Just Enough Type Information [blog/lti-english/enough][edit]

After abandoning the pursuit of “complete type inference,” a crucial question emerges: To what extent must a “partial” type inference algorithm infer types to be considered “enough”? A highly pragmatic answer: The core mission of a good partial type inference algorithm is to eliminate those type annotations that are both pervasive and foolish.

Here, “foolish” stands in contrast to “reasonable.” “Reasonable” annotations, such as type declarations for parameters in top-level function definitions, typically serve as valuable, compiler-verified documentation that aids code comprehension. “Foolish” annotations, conversely, add nothing but syntactic noise while providing almost no useful information. Imagine in a fully explicitly-typed language, no one would want to write or read those redundant Int annotations in cons[Int](3, nil[Int]).

Pierce’s study of hundreds of thousands of lines of ML code revealed three primary sources of “foolish annotations”:

  • Polymorphic instantiation: In the measured code, type applications (i.e., instantiations of polymorphic functions) were ubiquitous, occurring at least once every three lines on average. These type parameters inserted at polymorphic function call sites offer virtually no documentation value and are purely syntactic baggage.
  • Anonymous function definitions: Adding type annotations to parameters of anonymous functions in contexts like map(list, fun(x) x+1) only obscures the core logic, creating unnecessary distraction.
  • Local variable bindings (Let): Annotating types for these short-lived intermediate variables is clearly tedious and meaningless.

Based on these quantitative observations, we can outline the contours of an “enough” partial type inference algorithm:

  1. It must infer type arguments in polymorphic function applications. Meanwhile, requiring programmers to provide explicit annotations for top-level functions or relatively scarce local functions is entirely acceptable, as these annotations themselves constitute beneficial documentation.
  2. To facilitate higher-order programming, the algorithm should infer types for anonymous function parameters, though this isn’t strictly mandatory.
  3. Local variable bindings should generally not require explicit type annotations.
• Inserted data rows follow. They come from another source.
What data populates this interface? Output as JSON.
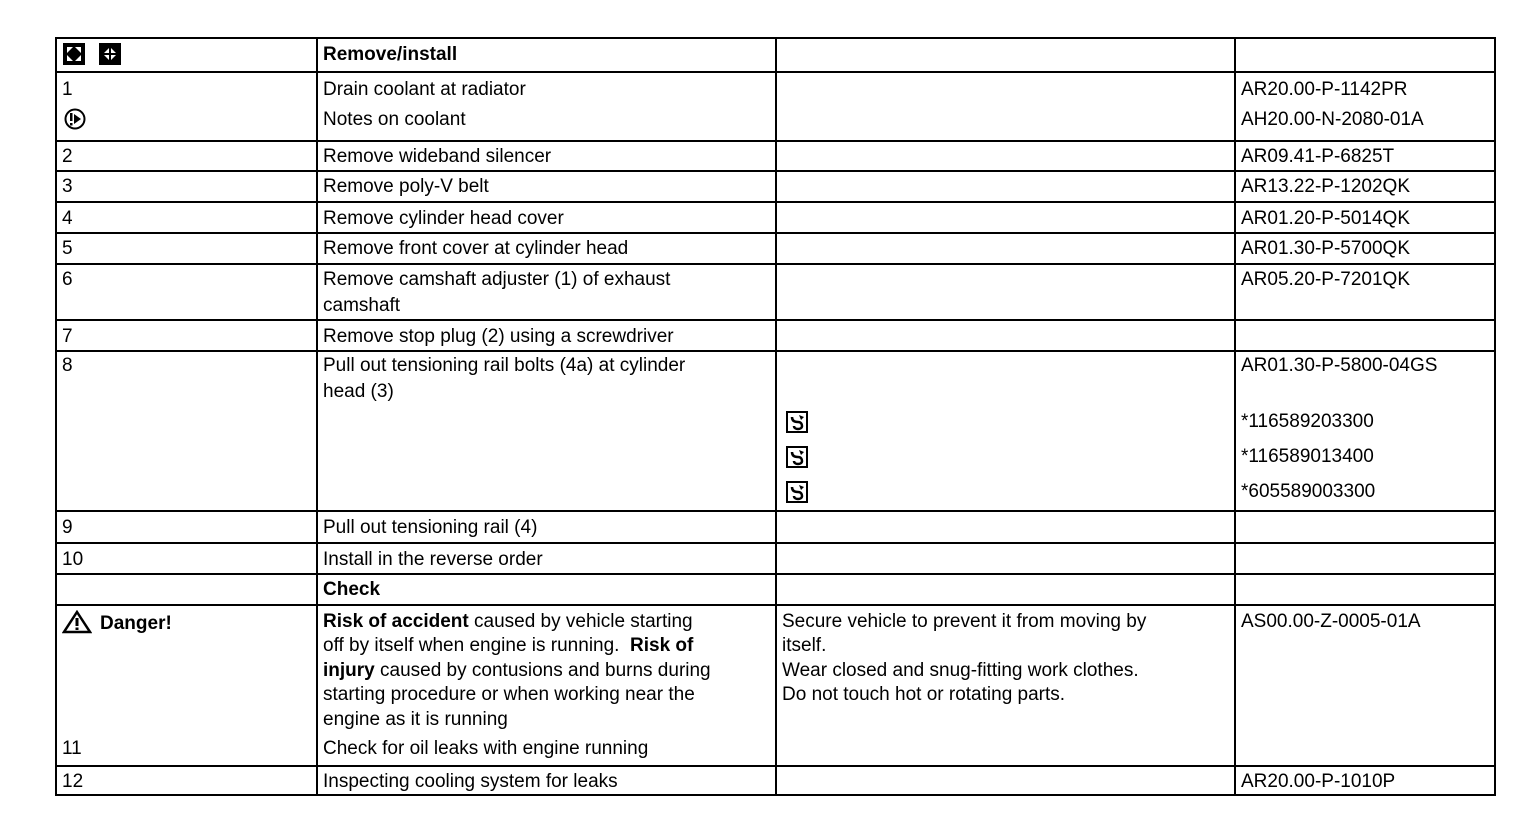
{
  "header": {
    "icons": [
      "expand-icon",
      "collapse-icon"
    ],
    "title": "Remove/install"
  },
  "rows": [
    {
      "step": "1",
      "lines": [
        "Drain coolant at radiator",
        "Notes on coolant"
      ],
      "refs": [
        "AR20.00-P-1142PR",
        "AH20.00-N-2080-01A"
      ],
      "note_icon": "notes-icon"
    },
    {
      "step": "2",
      "text": "Remove wideband silencer",
      "ref": "AR09.41-P-6825T"
    },
    {
      "step": "3",
      "text": "Remove poly-V belt",
      "ref": "AR13.22-P-1202QK"
    },
    {
      "step": "4",
      "text": "Remove cylinder head cover",
      "ref": "AR01.20-P-5014QK"
    },
    {
      "step": "5",
      "text": "Remove front cover at cylinder head",
      "ref": "AR01.30-P-5700QK"
    },
    {
      "step": "6",
      "lines": [
        "Remove camshaft adjuster (1) of exhaust",
        "camshaft"
      ],
      "ref": "AR05.20-P-7201QK"
    },
    {
      "step": "7",
      "text": "Remove stop plug (2) using a screwdriver",
      "ref": ""
    },
    {
      "step": "8",
      "lines": [
        "Pull out tensioning rail bolts (4a) at cylinder",
        "head (3)"
      ],
      "ref": "AR01.30-P-5800-04GS",
      "tools": [
        {
          "icon": "special-tool-icon",
          "number": "*116589203300"
        },
        {
          "icon": "special-tool-icon",
          "number": "*116589013400"
        },
        {
          "icon": "special-tool-icon",
          "number": "*605589003300"
        }
      ]
    },
    {
      "step": "9",
      "text": "Pull out tensioning rail (4)",
      "ref": ""
    },
    {
      "step": "10",
      "text": "Install in the reverse order",
      "ref": ""
    }
  ],
  "check": {
    "title": "Check"
  },
  "danger": {
    "label": "Danger!",
    "icon": "warning-triangle-icon",
    "risk1_bold": "Risk of accident",
    "risk1_rest": " caused by vehicle starting",
    "line2_a": "off by itself when engine is running.",
    "line2_bold": "Risk of",
    "line3_bold": "injury",
    "line3_rest": " caused by contusions and burns during",
    "line4": "starting procedure or when working near the",
    "line5": "engine as it is running",
    "measures": [
      "Secure vehicle to prevent it from moving by",
      "itself.",
      "Wear closed and snug-fitting work clothes.",
      "Do not touch hot or rotating parts."
    ],
    "ref": "AS00.00-Z-0005-01A",
    "step": "11",
    "step_text": "Check for oil leaks with engine running"
  },
  "row12": {
    "step": "12",
    "text": "Inspecting cooling system for leaks",
    "ref": "AR20.00-P-1010P"
  }
}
1. Strategies [blog/lti-english/strategies][edit]

To achieve our goals, we need to design a set of efficient strategies for handling the three type inference scenarios described above.
The following are the two primary strategies introduced in this paper:

  • Local Synthesis of Type Arguments: This strategy aims to automatically infer omitted type arguments in polymorphic function applications. Its core approach involves generating a set of local subtype constraints for the undetermined type parameters by comparing the expected types of function parameters with the actual argument types. Subsequently, the algorithm solves these constraints and selects a solution that yields the “best” (i.e., most precise and minimal) result type for the entire application expression.
  • Bidirectional Propagation of Type Information: This strategy primarily infers type annotations for bound variables in anonymous functions. It propagates type information downward from surrounding expressions (e.g., function application nodes) to their subexpressions, thereby providing an “expected type” to guide the type checking process of subexpressions.

Both techniques adhere to the principle of locality, meaning all information required for inference is exchanged only between adjacent nodes in the syntax tree, without involving long-range dependencies or global unification variables.